Mrs. Dale’s Acquittal

Annie Laurie

San Francisco Examiner/December 27, 1901

MRS. DALE has been acquitted of the murder of her little girl. The Jury has decided that the mother did not give the little girl strychnine pills with the intention of poisoning her.

The evidence showed that the little girl had begged her mother for the pills. She thought they were candy, and she would not believe her mother when she said they were poison. And so when her mother was asleep the child rose, walked over to the dressing table where the mother had left them within easy reach, ate them and died.

The Jury has set that mother free.

I wonder if her conscience will follow the jury’s example?

A woman who leaves deadly poison within reach of a baby may not be a murderer at heart, but she comes perilously near being one in reality.

I sat behind a woman and a little boy in the train the other day. The woman was evidently very tired. She leaned her head against the back of her seat and was half asleep.

The little boy was wide awake. He had a large clasp knife hung about his neck by a string, and he opened the knife and had fun jabbing at the air with the glittering blade.

Every time the train stopped or started the blade lunged fiercely. Once it came so near to the boy’s eyes that I feared to look, to see what it had done to him. At last I could stand it no longer. I leaned over and spoke to the woman.

“Pardon me, madam.” said I; “I don’t like to disturb you, but the little boy will hurt himself with that knife, I am afraid.”

The woman smiled amiably up at me.

“Oh, that is all right,” she said. :Johnny, shut the knife.”

In a minute or two Johnny had the knife open and mamma was half asleep again. I went into another car. I didn’t know what else to do. I could not take the knife away from the child.

Now, if that little boy jabs his eyes out with that knife, that woman will probably call on heaven to know why she is afflicted with such a sorrow.

I saw a woman give a nine-months-old baby a toasting fork to play with once, and she hated me ever after because I told her she was careless.

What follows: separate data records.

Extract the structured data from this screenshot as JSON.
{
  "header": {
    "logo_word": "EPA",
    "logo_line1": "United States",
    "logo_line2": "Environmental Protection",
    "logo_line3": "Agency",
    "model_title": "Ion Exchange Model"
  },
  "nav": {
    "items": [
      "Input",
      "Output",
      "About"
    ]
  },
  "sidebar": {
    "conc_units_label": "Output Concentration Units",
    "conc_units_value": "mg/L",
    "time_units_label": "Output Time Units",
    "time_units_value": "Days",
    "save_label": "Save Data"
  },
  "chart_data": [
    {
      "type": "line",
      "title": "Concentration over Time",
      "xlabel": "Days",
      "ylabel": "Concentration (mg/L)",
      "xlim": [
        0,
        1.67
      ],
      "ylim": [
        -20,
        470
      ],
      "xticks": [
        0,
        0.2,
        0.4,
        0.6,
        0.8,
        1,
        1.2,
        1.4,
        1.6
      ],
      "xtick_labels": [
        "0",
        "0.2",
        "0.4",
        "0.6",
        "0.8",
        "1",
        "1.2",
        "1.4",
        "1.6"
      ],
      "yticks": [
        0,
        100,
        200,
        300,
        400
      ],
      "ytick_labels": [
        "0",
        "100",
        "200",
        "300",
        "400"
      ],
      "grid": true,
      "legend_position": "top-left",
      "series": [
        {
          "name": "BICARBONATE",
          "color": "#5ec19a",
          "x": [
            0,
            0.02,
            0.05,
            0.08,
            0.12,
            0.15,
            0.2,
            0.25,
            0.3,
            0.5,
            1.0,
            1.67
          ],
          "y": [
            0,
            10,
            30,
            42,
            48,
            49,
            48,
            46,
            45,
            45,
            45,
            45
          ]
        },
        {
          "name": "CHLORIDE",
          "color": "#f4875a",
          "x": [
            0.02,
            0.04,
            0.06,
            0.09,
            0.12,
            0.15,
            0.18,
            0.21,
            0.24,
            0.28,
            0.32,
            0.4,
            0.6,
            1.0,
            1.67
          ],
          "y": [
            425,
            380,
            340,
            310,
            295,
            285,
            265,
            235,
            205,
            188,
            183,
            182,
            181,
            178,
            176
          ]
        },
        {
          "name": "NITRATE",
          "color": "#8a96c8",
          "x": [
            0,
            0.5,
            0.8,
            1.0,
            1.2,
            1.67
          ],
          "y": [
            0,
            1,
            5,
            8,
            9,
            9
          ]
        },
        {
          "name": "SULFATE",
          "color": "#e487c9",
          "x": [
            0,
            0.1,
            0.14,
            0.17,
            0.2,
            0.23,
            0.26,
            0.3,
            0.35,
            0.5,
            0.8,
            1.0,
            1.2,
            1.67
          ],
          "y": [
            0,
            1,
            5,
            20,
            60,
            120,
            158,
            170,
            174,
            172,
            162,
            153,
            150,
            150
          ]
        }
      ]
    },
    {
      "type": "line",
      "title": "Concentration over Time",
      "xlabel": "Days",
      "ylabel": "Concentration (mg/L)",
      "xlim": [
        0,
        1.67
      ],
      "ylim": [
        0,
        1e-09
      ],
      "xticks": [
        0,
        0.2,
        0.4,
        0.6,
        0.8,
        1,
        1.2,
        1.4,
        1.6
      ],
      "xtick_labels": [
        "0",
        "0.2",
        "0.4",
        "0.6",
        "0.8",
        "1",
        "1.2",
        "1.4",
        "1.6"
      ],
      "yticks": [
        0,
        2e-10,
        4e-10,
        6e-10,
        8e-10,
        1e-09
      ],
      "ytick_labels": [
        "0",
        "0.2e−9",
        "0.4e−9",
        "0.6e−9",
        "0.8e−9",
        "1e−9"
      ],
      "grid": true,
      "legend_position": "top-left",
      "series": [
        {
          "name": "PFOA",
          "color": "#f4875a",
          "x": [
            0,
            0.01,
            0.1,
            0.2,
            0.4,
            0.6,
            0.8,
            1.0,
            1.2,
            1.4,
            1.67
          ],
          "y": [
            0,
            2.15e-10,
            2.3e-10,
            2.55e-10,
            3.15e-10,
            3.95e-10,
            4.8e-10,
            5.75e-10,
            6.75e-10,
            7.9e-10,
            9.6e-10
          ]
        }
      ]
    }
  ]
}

Last summer there was an epidemic of crime In Denver, Colo. Burglary, hold-ups, and finally murders.

The whole outbreak was traced to a gang of boys whose parents lived in the most fashionable part of the city. In the evidence it came out that not one of these boys’ mothers knew, or even pretended to try to know, where her boys were from dinner time to bed time. They were dreadfully disturbed when they found out.

A man who is making a wide streak in the atmosphere where he lives by his marvelous business enterprises is a broken-hearted and disappointed man because the wife he supports in luxury will not take the least trouble to manage or direct her children.

They are growing up to be a disgrace to their family and a sorrow to the mother who bore them, simply because she is too lazy and too self- indulgent to pay the proper attention to them.

A mother cannot do everything. There are some children who are beyond all control, but she can at least sit up and look interested when the child she has brought into the world is playing with a hungry and greedy knife. And she can take the very small and not overwearing trouble to put the bottle of poison beyond its foolish little fingers.

If she is too busy or too tired to do these things, she must be too busy and too tired to hear the name that the hard-hearted world will be apt to call her when the mischief Is done.